If your utility function is in fact bounded, then there’s nothing wrong with that. But the utility function isn’t up for grabs. If I care about something without bound, then I can’t solve the dilemma by switching to a bounded utility function; that would simply make me optimize for some metric other than the one I wanted.
What does “the utility function isn’t up for grabs” mean? I think Eliezer originated that phrase, but he apparently also believes that we can be and should be persuaded by (some) moral arguments. Aren’t these two positions contradictory?
(It seems like a valid or at least coherent, and potentially persuasive, argument that unbounded utility functions lead to absurd decisions.)
A notion can be constant and yet we can learn about it.
For example: “The set of all prime numbers” is clearly unchanged by our reasoning, and yet we learn about it (whether it is finite, for example). Kripke used (for a different purpose) the morning star and the evening star. The concepts are discovered to be the same concept (from scientific evidence).
The argument that unbounded utility functions lead to absurdity is also persuasive.
That seems to be a reasonable interpretation, but if we do interpret “the utility function isn’t up for grabs” that way, as a factual claim that each person has a utility function that can be discovered but not changed by moral arguments and reasoning, then I think it’s far from clear that the claim is true.
There could be other interpretations that may or may not be more plausible, and I’m curious what Eliezer’s own intended meaning is, as well as what pengvado meant by it.
There is a sense in which anything that makes choices does have a utility function—the utility function revealed by their choices. In this sense, for example, that akrasia doesn’t exist. People prefer to procrastinate, as revealed by their choice to procrastinate.
People frequently slip back and forth between this sense of “utility function” (a rather strange description of their behavior, whatever that is) and the utilitarian philosophers’ notions of “utility”, which have something to do with happiness/pleasure/fun. To the extent that people pursue happiness, pleasure, and fun, the two senses overlap. However, in my experience, people frequently make themselves miserable or make choices according to lawful rules (of morality, say) - without internal experiences of pleasure in following those rules.

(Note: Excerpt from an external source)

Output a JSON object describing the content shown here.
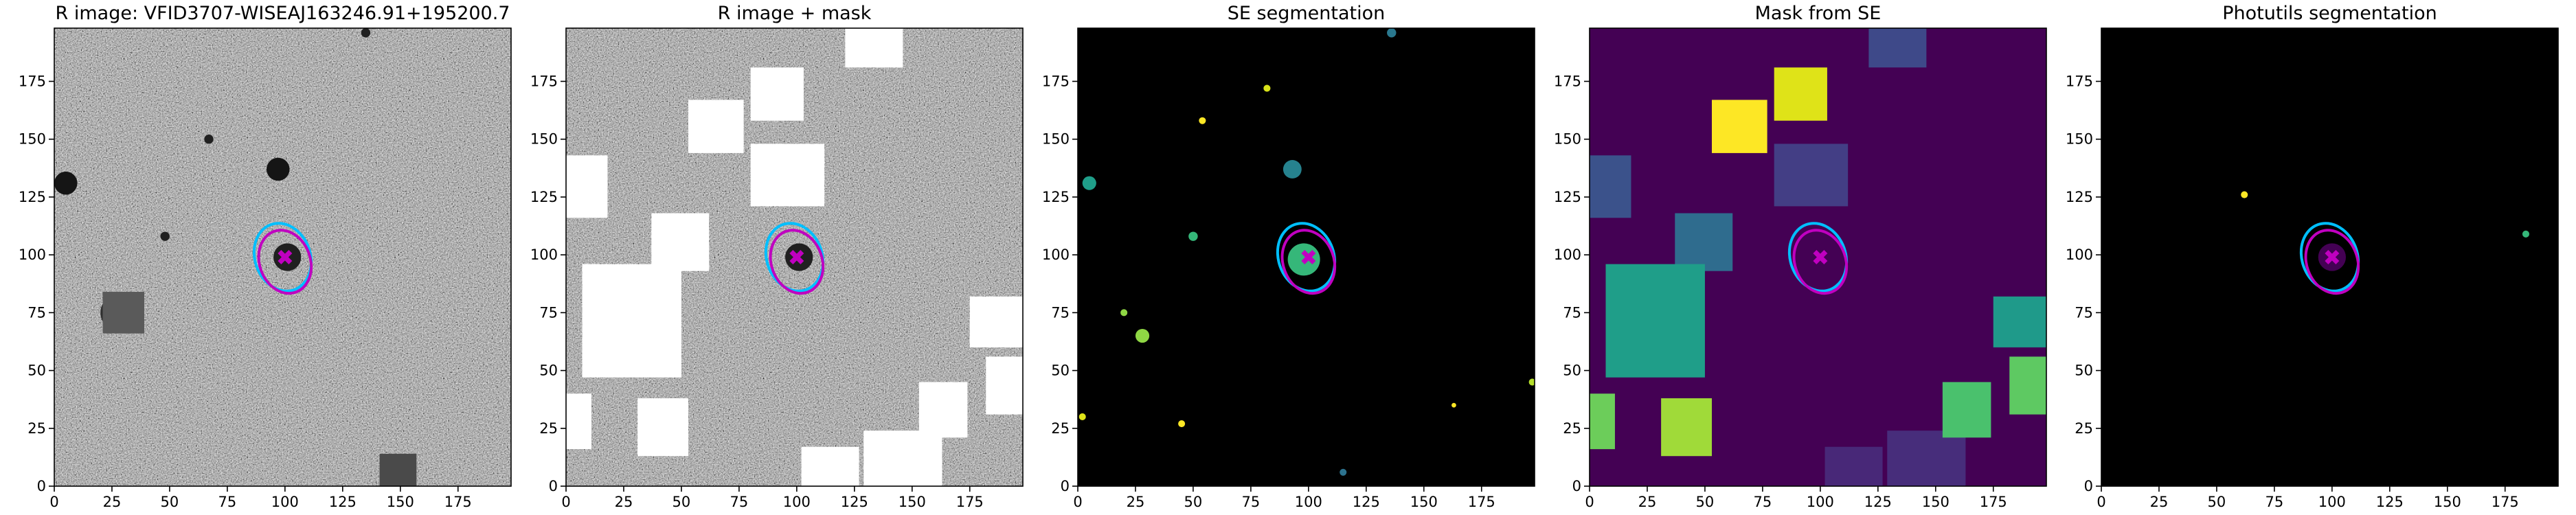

And it’s worse than just akrasia. If you have incoherent preferences and someone money-pumps you, then the revealed utility function is “likes running around in circles”, i.e. it isn’t even about the choices you thought you were deciding between.
Yup.
Speaking as if “everyone” has a utility function is common around here, but it makes my teeth hurt.
I agree that if you can derive from my preferences a conclusion which is judged absurd by my current preferences, that’s grounds to change my preferences. Though unless it’s a preference reversal, such a derivation usually rests on both the preferences and the decision algorithm. In this case, as long as you’re evaluating expected utility, a 1/bignum probability of +biggernum utilons is just a good deal. Afaict the nontrivial question is how to apply the thought experiment to the real world, where I don’t have perfect knowledge or well calibrated probabilities, and want my mistakes to not be catastrophic. And the answer to that might be a decision algorithm that doesn’t look exactly like expected utility maximization, but whose analogue of the utility function is still unbounded. Not that I have any more precise suggestions.
What if you aren’t balancing tiny probabilities, and Omega just gives you 80% chance of 10^^3 years and asks you if you want to pay a penny to switch to 80% chance of 10^^4 ? Assuming both of those are so far into the diminishing returns end of your bounded utility function that you see a negligible (< 20% of a penny) difference between them, that seems to me like an absurd conclusion in the other direction. Just giving up an unbounded reward is a mistake too.